Une interdiction au Royaume-Uni est une possibilité pour une entreprise, désignée sous le nom de X, en raison de préoccupations concernant les deepfakes, selon une déclaration d'un ministre du gouvernement. Le ministre a cité le prétendu manquement de la plateforme à lutter adéquatement contre la prolifération de contenus manipulés générés par l'IA comme motif de cette interdiction potentielle.
Le gouvernement envisage activement toutes les options disponibles, y compris une interdiction, afin de garantir la sécurité des citoyens et l'intégrité de l'information, a déclaré le ministre lors d'une audition parlementaire mardi.

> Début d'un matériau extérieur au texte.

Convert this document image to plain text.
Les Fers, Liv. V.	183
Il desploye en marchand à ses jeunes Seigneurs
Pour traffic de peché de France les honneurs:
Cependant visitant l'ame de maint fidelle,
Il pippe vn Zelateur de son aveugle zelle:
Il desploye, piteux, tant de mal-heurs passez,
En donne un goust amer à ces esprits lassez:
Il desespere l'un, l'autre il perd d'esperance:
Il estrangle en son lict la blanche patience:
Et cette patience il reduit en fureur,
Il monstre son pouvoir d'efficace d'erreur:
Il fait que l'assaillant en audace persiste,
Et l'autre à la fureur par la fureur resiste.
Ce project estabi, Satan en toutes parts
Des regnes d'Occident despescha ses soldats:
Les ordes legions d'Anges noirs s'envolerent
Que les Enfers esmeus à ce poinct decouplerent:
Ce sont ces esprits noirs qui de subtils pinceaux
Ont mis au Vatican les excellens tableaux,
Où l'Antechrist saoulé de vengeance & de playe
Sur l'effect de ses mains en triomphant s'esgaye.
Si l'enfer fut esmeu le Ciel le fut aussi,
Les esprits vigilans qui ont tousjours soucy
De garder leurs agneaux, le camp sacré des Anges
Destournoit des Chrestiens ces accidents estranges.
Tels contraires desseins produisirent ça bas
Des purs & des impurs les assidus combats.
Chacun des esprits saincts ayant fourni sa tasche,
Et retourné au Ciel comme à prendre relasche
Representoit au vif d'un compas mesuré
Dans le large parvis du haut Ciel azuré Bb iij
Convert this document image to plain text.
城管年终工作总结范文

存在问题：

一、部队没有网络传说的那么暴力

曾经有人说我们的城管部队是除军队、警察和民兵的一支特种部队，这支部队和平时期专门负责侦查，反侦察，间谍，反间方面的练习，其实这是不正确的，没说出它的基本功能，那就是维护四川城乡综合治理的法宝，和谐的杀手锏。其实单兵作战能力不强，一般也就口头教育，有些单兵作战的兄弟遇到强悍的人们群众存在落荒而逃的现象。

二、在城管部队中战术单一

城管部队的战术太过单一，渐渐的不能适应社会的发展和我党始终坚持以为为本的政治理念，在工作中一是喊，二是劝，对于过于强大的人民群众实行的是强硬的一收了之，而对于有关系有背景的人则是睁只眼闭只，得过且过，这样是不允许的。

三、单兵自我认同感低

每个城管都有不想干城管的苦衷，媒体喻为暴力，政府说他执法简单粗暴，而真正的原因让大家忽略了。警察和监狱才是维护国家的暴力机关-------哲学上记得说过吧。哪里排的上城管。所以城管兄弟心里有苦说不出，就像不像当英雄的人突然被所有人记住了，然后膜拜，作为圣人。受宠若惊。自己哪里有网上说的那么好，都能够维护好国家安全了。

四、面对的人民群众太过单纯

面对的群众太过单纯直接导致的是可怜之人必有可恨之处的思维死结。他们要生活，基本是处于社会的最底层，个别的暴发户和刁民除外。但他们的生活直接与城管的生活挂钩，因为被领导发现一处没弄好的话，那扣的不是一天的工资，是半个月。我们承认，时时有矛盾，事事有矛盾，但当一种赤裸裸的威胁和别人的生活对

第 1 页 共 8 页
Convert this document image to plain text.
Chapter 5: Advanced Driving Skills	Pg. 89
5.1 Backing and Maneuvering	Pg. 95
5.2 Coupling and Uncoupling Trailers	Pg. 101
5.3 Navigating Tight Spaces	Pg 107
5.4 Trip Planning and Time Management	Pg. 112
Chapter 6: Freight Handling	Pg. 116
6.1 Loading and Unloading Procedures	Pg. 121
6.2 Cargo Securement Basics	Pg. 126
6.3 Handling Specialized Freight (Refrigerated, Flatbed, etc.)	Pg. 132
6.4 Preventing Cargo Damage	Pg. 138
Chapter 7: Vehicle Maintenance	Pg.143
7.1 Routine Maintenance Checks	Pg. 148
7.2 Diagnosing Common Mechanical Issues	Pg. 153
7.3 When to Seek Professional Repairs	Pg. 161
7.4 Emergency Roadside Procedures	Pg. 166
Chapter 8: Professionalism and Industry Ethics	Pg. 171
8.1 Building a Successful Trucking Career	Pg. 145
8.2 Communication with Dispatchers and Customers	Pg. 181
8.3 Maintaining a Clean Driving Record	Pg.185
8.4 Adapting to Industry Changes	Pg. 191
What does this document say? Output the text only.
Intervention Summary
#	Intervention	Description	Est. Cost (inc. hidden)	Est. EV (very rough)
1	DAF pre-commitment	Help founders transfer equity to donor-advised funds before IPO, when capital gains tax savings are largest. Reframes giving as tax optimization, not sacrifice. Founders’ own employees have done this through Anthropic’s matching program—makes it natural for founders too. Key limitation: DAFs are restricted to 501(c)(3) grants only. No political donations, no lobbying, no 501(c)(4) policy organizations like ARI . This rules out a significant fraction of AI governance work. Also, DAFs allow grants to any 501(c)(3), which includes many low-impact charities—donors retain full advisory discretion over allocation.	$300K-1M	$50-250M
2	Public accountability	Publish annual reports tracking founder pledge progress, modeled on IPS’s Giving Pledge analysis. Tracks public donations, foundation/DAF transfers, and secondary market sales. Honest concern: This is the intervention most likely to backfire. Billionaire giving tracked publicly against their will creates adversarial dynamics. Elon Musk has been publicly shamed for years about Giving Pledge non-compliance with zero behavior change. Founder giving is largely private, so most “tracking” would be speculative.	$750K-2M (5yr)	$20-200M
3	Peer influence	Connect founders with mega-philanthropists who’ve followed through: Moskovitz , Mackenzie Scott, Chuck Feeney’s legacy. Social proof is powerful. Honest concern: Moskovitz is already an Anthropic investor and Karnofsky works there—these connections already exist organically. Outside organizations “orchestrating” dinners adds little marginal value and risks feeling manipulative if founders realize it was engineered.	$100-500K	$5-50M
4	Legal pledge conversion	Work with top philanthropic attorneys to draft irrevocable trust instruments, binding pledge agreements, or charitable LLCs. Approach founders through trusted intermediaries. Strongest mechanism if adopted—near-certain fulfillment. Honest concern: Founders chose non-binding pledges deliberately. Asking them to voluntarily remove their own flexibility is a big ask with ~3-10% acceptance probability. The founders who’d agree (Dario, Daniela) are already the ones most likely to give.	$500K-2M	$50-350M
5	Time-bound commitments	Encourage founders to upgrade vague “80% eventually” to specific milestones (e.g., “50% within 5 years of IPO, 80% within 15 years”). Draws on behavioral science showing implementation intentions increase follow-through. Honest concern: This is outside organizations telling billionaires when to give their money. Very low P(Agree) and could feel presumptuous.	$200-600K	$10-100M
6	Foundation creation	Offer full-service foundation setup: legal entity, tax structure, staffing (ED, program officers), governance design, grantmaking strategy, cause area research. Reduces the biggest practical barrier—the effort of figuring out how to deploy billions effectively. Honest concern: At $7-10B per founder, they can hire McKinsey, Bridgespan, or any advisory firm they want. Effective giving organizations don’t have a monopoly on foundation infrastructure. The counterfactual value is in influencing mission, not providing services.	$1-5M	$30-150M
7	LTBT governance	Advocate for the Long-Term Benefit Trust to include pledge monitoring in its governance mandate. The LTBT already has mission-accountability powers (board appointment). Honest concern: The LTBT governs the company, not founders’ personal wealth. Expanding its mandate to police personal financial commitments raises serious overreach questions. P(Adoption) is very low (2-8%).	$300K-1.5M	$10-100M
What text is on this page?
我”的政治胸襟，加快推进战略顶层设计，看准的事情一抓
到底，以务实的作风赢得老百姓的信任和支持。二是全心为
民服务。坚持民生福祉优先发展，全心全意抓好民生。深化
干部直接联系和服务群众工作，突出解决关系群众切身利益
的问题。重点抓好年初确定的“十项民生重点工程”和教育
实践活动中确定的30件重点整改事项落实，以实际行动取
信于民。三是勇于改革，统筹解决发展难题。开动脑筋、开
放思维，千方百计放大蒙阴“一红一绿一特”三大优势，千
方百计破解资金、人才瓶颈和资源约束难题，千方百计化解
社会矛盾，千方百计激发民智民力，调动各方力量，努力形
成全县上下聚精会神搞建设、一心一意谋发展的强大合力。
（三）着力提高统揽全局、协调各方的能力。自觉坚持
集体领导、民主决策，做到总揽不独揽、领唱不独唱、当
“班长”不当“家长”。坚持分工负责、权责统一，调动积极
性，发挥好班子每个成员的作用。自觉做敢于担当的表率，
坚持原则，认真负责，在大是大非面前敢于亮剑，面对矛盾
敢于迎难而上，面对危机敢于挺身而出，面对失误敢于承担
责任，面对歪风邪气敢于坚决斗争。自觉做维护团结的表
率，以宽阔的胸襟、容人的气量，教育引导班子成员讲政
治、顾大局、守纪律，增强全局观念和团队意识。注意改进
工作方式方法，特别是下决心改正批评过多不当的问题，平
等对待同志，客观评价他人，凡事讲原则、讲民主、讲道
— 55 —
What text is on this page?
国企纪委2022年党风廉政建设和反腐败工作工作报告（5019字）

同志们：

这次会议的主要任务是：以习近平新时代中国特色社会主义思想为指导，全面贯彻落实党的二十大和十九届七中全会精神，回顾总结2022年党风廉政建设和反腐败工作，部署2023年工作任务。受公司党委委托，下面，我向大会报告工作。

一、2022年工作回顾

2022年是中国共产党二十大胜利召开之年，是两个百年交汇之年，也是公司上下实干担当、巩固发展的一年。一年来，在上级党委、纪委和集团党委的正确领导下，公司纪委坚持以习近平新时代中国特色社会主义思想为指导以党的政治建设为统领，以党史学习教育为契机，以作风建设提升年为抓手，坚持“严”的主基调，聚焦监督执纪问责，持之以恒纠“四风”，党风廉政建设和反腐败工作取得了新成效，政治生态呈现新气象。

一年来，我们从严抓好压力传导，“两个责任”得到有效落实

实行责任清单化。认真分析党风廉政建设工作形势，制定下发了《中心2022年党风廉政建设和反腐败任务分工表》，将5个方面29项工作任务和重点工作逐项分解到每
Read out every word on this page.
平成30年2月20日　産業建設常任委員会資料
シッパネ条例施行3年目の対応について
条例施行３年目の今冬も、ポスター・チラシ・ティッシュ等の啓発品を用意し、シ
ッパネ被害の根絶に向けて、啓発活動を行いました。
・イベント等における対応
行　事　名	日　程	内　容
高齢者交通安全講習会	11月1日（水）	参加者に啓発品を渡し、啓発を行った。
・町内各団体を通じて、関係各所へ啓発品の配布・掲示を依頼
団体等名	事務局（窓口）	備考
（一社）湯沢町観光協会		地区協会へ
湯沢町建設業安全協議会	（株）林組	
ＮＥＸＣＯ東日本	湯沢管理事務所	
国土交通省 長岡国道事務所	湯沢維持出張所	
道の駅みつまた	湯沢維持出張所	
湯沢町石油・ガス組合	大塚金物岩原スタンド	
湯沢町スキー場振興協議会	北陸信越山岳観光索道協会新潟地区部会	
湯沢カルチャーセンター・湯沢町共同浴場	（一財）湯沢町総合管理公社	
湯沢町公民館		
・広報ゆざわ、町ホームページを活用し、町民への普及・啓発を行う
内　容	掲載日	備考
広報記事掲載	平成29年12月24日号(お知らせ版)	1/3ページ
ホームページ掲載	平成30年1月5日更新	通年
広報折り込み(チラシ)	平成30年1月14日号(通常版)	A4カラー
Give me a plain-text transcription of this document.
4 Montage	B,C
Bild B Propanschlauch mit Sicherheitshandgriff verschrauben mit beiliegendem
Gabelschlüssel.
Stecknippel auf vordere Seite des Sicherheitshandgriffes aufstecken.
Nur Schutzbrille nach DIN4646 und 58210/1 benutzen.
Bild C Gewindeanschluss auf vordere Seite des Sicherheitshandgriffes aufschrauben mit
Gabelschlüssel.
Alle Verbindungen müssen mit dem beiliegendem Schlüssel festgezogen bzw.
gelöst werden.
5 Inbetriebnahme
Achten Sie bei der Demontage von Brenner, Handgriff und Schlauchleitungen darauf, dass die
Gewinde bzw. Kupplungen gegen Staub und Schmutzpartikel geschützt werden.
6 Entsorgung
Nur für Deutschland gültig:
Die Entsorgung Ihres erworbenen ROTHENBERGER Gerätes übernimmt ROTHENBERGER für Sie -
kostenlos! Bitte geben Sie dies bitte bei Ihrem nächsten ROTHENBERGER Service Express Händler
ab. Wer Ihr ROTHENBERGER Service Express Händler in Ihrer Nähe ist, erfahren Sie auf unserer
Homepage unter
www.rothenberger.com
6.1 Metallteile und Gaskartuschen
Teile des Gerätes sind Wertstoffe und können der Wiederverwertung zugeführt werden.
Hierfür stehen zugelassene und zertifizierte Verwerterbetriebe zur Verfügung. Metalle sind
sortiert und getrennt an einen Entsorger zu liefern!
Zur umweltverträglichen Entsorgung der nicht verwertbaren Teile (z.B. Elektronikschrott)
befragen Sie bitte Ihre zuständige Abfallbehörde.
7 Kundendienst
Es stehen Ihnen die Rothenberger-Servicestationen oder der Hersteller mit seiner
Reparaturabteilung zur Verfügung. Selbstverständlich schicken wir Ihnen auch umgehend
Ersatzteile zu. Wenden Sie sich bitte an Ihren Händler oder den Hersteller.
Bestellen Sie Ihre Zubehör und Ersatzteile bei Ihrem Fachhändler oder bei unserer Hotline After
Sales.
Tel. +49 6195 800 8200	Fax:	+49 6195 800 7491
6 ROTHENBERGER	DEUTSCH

Les préoccupations spécifiques concernent les deepfakes qui pourraient potentiellement induire le public en erreur, influencer les élections ou nuire à la réputation.
La loi sur la sécurité en ligne, adoptée l'année dernière, accorde au gouvernement des pouvoirs pour réglementer les plateformes en ligne et les tenir responsables des contenus préjudiciables. Cette législation fournit le cadre d'une action potentielle contre X, y compris des amendes et, en fin de compte, une interdiction si la plateforme ne se conforme pas aux dispositions de la loi.
Les critiques de X affirment depuis longtemps que la plateforme n'a pas fait assez pour lutter contre la diffusion de la désinformation et des contenus préjudiciables, y compris les deepfakes. Ils soulignent les cas où des vidéos et des images manipulées sont devenues virales, causant des dommages réels.
X, en réponse à la déclaration du ministre, a publié une déclaration affirmant son engagement à lutter contre les deepfakes et la désinformation. L'entreprise a exposé ses politiques et technologies existantes visant à détecter et à supprimer les contenus manipulés, ajoutant qu'elle travaille continuellement à améliorer ses capacités dans ce domaine. "Nous prenons très au sérieux la question des deepfakes et nous nous engageons à protéger nos utilisateurs contre les contenus préjudiciables", pouvait-on lire dans la déclaration.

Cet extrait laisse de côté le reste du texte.